Lamborghini brought the Countach name back for a new generation, but the original is an icon for a reason. However, like many other classic supercars, it comes with a price tag to match. But the Countach wasn’t Lamborghini’s only wedge-tastic car—and those other wedges are often more affordable. Case in point, the bargain car this week on Bring a Trailer: a 1987 Lamborghini Jalpa.
The Lamborghini Jalpa looks like a Countach but offers its own thrills—including Lambo’s last NA V8
Like the Huracan and the Gallardo before it, Lamborghini created the Jalpa to be the Italian brand’s entry-level model. And it was rather successful in that regard, thanks in part to its Countach-like design (down to a similar optional rear spoiler). Before the Gallardo came along, the Jalpa was Lamborghini’s best-selling car ever, MotorTrend reports.
The Jalpa has another claim to fame within the brand—well, besides its appearance in Rocky IV. Although the Urus SUV comes with a twin-turbocharged V8, the Jalpa was the last Lamborghini with a naturally-aspirated V8. Mounted in the middle, this 3.5-liter V8 makes 255 hp and 225 lb-ft of torque, sent to the rear wheels via a gated five-speed manual. And while American models’ emissions equipment robbed the engine of about five horsepower, the Jalpa still managed a 5.8-second 0-60 mph time, Silodrome says.
That 0-60 mph time was respectable for the period, but in truth, the Lamborghini Jalpa “feels…and sounds faster than it is,” Hagerty says. Though considering how “raw and visceral” that quad-cam V8 sounds, that’s by no means a bad thing. Know what else isn’t a bad thing? How normal the mid-engine supercar feels to drive, Hagerty muses. Visibility is excellent, the gated manual shifts easily, and none of the controls feel overly heavy or difficult to use. And yet, the Jalpa is still a supercar that can handle racetrack duty, making it not unlike its Huracan descendant.
There’s a 1987 Jalpa listed on Bring a Trailer right now
Like all Lamborghini Jalpas, the 1987 example currently listed on Bring a Trailer has a removable targa roof, pop-up headlights, and four-wheel disc brakes. And besides the gated shifter, this car also features power windows, a Jaeger digital clock, an aftermarket Sony stereo with Phoenix Gold speakers, and a Blaupunkt subwoofer. This Jalpa also has A/C, though the system itself has been removed. And it rides on 15” Eurospares wheels wrapped in recently-replaced Michelin TB15 Racing tires.
Although the front air dam has been repainted and there’s some bubbling paint on the rear spoiler, this Lamborghini Jalpa only has about 27,000 miles on the clock. It also has a zero-accident history and extensive service records. And it has extensive recent service, too.

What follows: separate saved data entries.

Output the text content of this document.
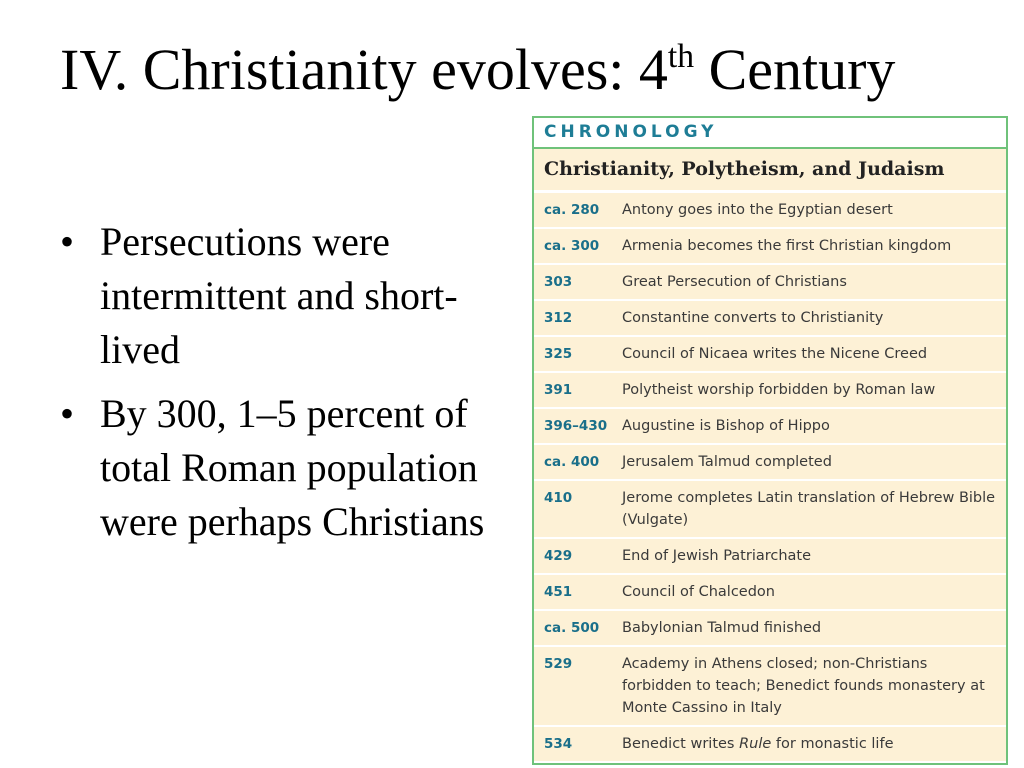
IV. Christianity evolves: 4th Century
• Persecutions were intermittent and short-lived
• By 300, 1–5 percent of total Roman population were perhaps Christians
CHRONOLOGY
Christianity, Polytheism, and Judaism
ca. 280	Antony goes into the Egyptian desert
ca. 300	Armenia becomes the first Christian kingdom
303	Great Persecution of Christians
312	Constantine converts to Christianity
325	Council of Nicaea writes the Nicene Creed
391	Polytheist worship forbidden by Roman law
396–430	Augustine is Bishop of Hippo
ca. 400	Jerusalem Talmud completed
410	Jerome completes Latin translation of Hebrew Bible (Vulgate)
429	End of Jewish Patriarchate
451	Council of Chalcedon
ca. 500	Babylonian Talmud finished
529	Academy in Athens closed; non-Christians forbidden to teach; Benedict founds monastery at Monte Cassino in Italy
534	Benedict writes Rule for monastic life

Besides the relatively new tires, this Jalpa also has refinished paint, a refurbished speedometer, new parking brake pads and cable, refurbished front struts and rear shocks, and repacked CV joints. The current owner also flushed the brake fluid, and lubricated the shifter box, and replaced the exhaust, rear differential seals, clutch, and clutch slave cylinder.
And then there’s the engine-specific maintenance. After the seller acquired this 1987 Lamborghini Jalpa, they removed the V8 and serviced it. This included removing the US emissions equipment, refurbishing the carburetors, and installing Euro-spec airboxes. And recently, the seller changed the oil, adjusted the timing chain, and painted the engine cradle. Also, they replaced the radiator, cooling fan, water pump seal, rear main seal, thermostat, and engine mounts. Plus, they overhauled the ignition system, replacing the spark plugs and wires, refurbishing the alternator and distributor, and installing a new battery.

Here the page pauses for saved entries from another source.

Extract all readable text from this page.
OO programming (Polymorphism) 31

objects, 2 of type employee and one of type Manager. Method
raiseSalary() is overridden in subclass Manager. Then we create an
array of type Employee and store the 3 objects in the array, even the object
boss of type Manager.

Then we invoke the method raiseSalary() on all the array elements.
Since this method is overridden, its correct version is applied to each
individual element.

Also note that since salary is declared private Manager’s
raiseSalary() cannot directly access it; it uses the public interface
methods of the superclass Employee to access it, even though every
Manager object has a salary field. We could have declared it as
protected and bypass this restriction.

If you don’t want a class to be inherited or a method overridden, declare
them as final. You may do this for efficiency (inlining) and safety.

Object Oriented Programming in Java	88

It was good enough for Rocky, and this classic Lamborghini Jalpa might be the vintage supercar for you, too
As of this writing, this 1987 Lamborghini Jalpa is listed for $40,000 on BaT with three days left in the auction. That’s a below-average price for a Jalpa in this condition; cars like this typically cost about $55K, Hagerty reports.

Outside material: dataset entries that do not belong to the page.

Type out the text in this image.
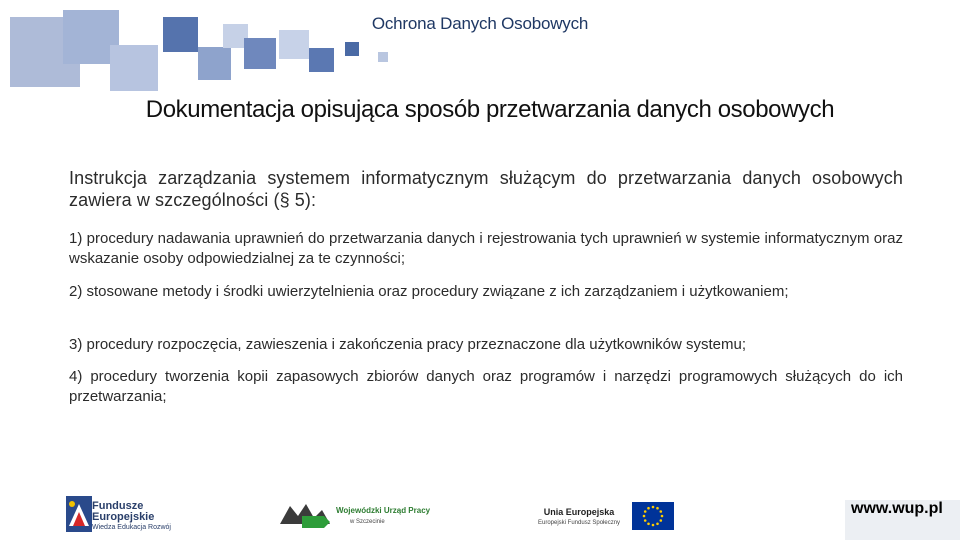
Ochrona Danych Osobowych
Dokumentacja opisująca sposób przetwarzania danych osobowych
Instrukcja zarządzania systemem informatycznym służącym do przetwarzania danych osobowych zawiera w szczególności (§ 5):
1) procedury nadawania uprawnień do przetwarzania danych i rejestrowania tych uprawnień w systemie informatycznym oraz wskazanie osoby odpowiedzialnej za te czynności;
2) stosowane metody i środki uwierzytelnienia oraz procedury związane z ich zarządzaniem i użytkowaniem;
3) procedury rozpoczęcia, zawieszenia i zakończenia pracy przeznaczone dla użytkowników systemu;
4) procedury tworzenia kopii zapasowych zbiorów danych oraz programów i narzędzi programowych służących do ich przetwarzania;
Fundusze
Europejskie
Wiedza Edukacja Rozwój
Wojewódzki Urząd Pracy
w Szczecinie
Unia Europejska
Europejski Fundusz Społeczny
www.wup.pl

Given that this is a vintage Italian supercar, maintenance costs and potential headaches are valid concerns. As always, a pre-purchase inspection can identify future trouble spots. And because Jalpas have been relatively affordable for years, they often suffer from deferred maintenance, MT notes. However, given this 1987 car’s service history, that’s likely not an issue. Plus, because this Jalpa doesn’t have the US-spec airboxes, future service should be noticeably easier, Car and Driver notes. And the seller also addressed a common issue: failing engine mounts.
So, if you want the Countach look without the price tag, this Lamborghini Jalpa might be the bargain you’re looking for.